There's some chilling material here, hinted at by the opening scenes in which Philippe and his family watch a TV report about a missing girl, which Chabrol uses as an opportunity to mock the exploitative, grisly sensationalism of TV news reports of violence, projecting these spectacles of suffering into meticulously decorated suburban living rooms. But the film is also darkly funny, with a subtle undercurrent of humor that tweaks the thriller and murder mystery conventions of the story; this is best seen in the moment when a police detective, tailing Philippe through a park, walks across the frame and steps in a big pile of dog shit, wiping his heel on the ground as he continues to follow his target. It's this kind of deadpan humor that cleverly shows Chabrol's slightly tongue-in-cheek perspective on this otherwise serious psychosexual thriller.
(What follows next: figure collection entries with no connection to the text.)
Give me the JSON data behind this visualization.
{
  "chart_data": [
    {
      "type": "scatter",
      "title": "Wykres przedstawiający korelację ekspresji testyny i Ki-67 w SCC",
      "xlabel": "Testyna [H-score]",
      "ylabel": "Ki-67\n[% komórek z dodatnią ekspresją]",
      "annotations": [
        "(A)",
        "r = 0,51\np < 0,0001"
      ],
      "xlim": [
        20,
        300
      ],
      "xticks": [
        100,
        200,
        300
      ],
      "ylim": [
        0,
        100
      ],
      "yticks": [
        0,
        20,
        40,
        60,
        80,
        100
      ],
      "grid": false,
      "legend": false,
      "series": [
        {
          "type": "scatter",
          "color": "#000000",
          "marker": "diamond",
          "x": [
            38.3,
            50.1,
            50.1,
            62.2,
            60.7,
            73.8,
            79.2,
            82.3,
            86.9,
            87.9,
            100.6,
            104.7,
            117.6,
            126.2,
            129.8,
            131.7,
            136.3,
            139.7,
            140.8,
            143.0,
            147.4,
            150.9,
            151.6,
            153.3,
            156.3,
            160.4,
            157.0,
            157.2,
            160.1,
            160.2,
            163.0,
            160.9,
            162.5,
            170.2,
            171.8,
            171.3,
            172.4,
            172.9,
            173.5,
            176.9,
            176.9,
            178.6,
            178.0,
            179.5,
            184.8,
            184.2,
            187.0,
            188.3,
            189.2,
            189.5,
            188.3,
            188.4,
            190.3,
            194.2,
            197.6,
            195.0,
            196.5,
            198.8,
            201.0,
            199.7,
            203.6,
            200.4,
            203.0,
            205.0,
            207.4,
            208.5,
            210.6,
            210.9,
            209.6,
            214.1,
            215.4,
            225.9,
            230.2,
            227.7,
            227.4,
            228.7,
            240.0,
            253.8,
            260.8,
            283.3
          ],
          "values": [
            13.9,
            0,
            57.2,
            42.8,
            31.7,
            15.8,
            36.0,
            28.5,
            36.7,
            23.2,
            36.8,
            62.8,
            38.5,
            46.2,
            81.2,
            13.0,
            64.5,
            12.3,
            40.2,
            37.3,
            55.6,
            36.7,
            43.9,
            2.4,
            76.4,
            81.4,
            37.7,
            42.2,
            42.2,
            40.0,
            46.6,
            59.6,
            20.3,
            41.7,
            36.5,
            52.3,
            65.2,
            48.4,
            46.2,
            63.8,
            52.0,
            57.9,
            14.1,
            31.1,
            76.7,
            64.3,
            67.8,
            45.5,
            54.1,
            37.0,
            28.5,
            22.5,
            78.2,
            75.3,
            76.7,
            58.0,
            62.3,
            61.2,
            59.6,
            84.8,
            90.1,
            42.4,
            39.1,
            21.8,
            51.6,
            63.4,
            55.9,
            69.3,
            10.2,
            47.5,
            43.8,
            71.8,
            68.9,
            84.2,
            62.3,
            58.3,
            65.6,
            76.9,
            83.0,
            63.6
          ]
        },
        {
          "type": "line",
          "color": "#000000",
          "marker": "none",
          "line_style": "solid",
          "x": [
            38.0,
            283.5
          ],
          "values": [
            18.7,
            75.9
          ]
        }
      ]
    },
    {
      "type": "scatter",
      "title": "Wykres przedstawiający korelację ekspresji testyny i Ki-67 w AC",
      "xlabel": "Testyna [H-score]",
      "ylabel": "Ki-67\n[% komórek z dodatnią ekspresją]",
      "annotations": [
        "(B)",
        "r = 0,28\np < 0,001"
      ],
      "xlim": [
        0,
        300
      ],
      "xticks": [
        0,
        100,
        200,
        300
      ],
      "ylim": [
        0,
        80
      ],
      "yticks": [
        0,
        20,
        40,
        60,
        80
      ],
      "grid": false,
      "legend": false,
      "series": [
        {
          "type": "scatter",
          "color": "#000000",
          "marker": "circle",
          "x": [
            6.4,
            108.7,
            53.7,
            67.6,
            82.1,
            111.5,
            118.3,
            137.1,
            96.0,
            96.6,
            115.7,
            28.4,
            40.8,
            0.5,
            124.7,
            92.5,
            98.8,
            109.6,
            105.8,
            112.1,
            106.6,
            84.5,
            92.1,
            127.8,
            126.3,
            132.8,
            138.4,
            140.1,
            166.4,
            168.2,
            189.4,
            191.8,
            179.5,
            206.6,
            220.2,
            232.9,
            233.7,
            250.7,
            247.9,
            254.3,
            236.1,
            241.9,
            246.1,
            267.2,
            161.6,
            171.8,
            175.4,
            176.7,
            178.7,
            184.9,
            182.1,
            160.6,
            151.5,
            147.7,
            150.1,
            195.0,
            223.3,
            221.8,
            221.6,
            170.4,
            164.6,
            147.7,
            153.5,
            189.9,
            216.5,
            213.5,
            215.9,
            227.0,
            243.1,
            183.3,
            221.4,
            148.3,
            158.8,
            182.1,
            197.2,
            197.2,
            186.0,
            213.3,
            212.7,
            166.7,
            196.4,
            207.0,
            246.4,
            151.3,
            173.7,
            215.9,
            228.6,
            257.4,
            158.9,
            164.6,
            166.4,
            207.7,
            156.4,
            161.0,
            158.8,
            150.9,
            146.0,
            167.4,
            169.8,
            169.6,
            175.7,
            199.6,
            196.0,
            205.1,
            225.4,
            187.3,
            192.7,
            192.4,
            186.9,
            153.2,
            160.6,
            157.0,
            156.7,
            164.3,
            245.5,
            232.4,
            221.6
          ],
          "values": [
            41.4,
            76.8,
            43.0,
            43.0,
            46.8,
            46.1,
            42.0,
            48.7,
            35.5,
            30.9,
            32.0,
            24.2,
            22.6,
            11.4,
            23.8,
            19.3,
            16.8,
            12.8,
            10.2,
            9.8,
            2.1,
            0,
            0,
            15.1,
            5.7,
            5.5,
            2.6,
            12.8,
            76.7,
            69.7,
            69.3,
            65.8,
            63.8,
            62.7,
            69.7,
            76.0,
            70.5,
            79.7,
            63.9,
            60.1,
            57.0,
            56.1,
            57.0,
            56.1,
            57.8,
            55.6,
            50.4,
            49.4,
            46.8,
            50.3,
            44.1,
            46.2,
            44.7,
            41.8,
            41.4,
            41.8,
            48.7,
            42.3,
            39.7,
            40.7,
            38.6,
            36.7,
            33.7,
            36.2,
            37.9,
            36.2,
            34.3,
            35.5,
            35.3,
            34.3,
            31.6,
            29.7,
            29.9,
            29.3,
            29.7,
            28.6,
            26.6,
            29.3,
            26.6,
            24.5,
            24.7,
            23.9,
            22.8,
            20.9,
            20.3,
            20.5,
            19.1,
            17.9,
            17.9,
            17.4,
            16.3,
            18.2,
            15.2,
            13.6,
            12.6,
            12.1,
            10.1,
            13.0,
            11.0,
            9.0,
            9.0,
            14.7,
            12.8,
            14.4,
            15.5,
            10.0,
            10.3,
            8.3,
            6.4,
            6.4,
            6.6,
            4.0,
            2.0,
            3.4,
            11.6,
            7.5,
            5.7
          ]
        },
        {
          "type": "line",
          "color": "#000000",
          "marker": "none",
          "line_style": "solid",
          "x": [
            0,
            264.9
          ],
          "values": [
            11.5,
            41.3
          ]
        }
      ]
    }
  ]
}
There's also a rich vein of sexual humor, since it's sex that blinds Philippe to the danger of his lover; he's having so much fun in bed that he manages to overlook the girl's obsession with murder and her strange, contradictory stories about a globe-trotting past of acting and prostitution. At one point, Philippe is talking on the phone about his home decoration job, discussing "pipework" with an elderly woman while Senta puts her hand between his legs and lowers herself to her knees in front of him. Everything becomes sexual, charged with eroticism, with passion in the bedroom tangled up with the violent passions broadcast over the TV and published in newspapers.